Fünf Gründe, warum man Gemeinden finanziell nicht im Regen stehen lassen sollte

Die Einnahmen der Gemeinden werden bedingt durch Coronakrise und Steuerreform 2020 und 2021 um bis zu 2 Mrd. Euro niedriger sein als noch 2019, das sind immerhin rund 10 Prozent der laufenden Einnahmen. Die Handlungsmöglichkeiten der Gemeinden zur Ausgabensenkung sind jedoch eingeschränkt. Nachfolgend fünf Gründe, warum man Gemeinden jetzt finanziell nicht im Regen stehen lassen sollte und für 2021 dringend über Hilfen reden sollte.

Die schlechten Nachrichten gehen uns momentan nicht aus. Der aktuelle Herbst und Winter ist geprägt durch Maßnahmen, die zur Bewältigung der Gesundheitskrise wichtig sind, aber gleichzeitig die Wirtschaft weiter dämpfen. Die noch im Sommer erhoffte Erholung ist damit Geschichte. Das Jahr 2021 kann damit für die Gemeinden noch schlimmer ausfallen als 2020, da die Steuerreform die finanziellen Spielräume der Gemeinden selbst bei sich erholender Konjunktur massiv eingeschränkt hätte.

Es verwundert also nicht, dass die Rufe der Gemeinden und Städte[1] nach finanzieller Hilfe durch den Bund immer lauter werden. So wird etwa ein gemeinsamer „Kommunalgipfel“[2] mit den Finanzausgleichspartnern gefordert, um hier endlich zu einer Lösung zu finden. Auch die Länder haben in der Landeshauptleutekonferenz Anfang November die Forderung nach einem weiteren Hilfspaket für Gemeinden erneuert.[3]

Als Bürgerin und Bürger merkt man bisher noch nichts von den finanziellen Problemen der Gemeinden.

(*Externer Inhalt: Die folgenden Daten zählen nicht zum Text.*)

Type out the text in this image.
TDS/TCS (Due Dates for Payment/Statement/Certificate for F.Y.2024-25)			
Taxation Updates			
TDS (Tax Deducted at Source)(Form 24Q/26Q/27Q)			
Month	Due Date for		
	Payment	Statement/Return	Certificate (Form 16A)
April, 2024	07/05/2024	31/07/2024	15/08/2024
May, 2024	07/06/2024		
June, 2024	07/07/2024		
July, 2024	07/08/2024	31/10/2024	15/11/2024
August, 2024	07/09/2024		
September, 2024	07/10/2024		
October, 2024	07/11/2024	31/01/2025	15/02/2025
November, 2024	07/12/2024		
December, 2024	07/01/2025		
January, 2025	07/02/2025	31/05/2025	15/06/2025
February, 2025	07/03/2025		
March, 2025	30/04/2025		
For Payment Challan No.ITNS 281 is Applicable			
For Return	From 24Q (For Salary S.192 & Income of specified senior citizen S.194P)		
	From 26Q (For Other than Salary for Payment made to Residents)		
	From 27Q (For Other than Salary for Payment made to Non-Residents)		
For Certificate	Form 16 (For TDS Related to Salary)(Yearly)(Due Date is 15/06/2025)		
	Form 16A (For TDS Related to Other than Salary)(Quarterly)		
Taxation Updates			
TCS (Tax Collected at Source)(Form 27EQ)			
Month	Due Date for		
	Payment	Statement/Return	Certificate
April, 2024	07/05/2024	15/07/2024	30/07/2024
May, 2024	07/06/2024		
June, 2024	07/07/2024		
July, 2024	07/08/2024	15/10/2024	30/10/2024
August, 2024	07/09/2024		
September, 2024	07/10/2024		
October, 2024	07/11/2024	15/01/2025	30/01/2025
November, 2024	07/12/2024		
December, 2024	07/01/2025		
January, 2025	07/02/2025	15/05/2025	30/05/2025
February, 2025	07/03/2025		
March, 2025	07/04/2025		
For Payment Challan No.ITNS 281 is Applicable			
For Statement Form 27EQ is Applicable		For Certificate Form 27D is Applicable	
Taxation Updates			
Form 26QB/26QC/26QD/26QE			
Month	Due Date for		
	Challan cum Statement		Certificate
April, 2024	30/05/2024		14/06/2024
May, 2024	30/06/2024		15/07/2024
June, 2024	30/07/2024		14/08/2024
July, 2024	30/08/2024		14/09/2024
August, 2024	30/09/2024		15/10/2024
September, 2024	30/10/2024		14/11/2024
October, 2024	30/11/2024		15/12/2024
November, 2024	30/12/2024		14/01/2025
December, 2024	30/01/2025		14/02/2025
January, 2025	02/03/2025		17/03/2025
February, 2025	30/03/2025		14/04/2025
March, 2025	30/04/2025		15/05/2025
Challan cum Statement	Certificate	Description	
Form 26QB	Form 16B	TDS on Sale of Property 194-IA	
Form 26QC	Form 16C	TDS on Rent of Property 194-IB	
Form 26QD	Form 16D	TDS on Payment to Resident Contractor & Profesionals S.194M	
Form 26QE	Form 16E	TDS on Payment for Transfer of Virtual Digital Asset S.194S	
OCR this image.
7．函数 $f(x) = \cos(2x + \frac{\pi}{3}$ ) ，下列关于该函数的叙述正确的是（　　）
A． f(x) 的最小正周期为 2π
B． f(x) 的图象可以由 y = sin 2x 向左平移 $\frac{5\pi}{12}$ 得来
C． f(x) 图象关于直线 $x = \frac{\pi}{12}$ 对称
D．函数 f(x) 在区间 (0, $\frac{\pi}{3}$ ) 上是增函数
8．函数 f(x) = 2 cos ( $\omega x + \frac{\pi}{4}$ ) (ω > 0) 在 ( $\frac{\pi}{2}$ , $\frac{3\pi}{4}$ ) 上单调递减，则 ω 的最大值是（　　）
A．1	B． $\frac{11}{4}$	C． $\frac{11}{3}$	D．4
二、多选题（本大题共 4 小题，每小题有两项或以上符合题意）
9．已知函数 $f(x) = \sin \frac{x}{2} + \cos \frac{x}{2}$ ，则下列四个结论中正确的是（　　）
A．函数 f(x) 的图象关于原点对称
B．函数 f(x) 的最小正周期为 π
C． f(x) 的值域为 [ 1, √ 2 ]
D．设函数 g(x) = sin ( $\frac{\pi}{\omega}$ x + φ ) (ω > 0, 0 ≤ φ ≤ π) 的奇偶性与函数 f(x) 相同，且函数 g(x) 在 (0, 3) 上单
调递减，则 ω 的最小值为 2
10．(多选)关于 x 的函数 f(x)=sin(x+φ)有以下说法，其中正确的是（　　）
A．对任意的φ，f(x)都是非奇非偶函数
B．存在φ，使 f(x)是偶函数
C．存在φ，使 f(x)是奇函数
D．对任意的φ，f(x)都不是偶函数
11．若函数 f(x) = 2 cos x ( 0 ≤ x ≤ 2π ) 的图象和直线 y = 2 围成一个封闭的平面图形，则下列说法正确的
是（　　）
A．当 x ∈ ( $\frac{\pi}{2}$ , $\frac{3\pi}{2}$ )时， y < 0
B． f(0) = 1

Die wichtigsten Leistungen wie Ver- und Entsorgung, Kinderbetreuung, Schulen, Straßen funktionieren noch wie eh und je. Die Gemeinden konnten 2020 noch verstärkt auf Rücklagen zurückgreifen oder haben sich verschuldet in der Hoffnung, dass sich die Situation schnell wieder erholt. 2021 werden die Rücklagen weitgehend aufgebraucht sein, die Verschuldung ist nicht beliebig ausreizbar. Die Gemeinden werden daher sparen müssen, was auch unmittelbar die Bürgerinnen und Bürger betreffen wird.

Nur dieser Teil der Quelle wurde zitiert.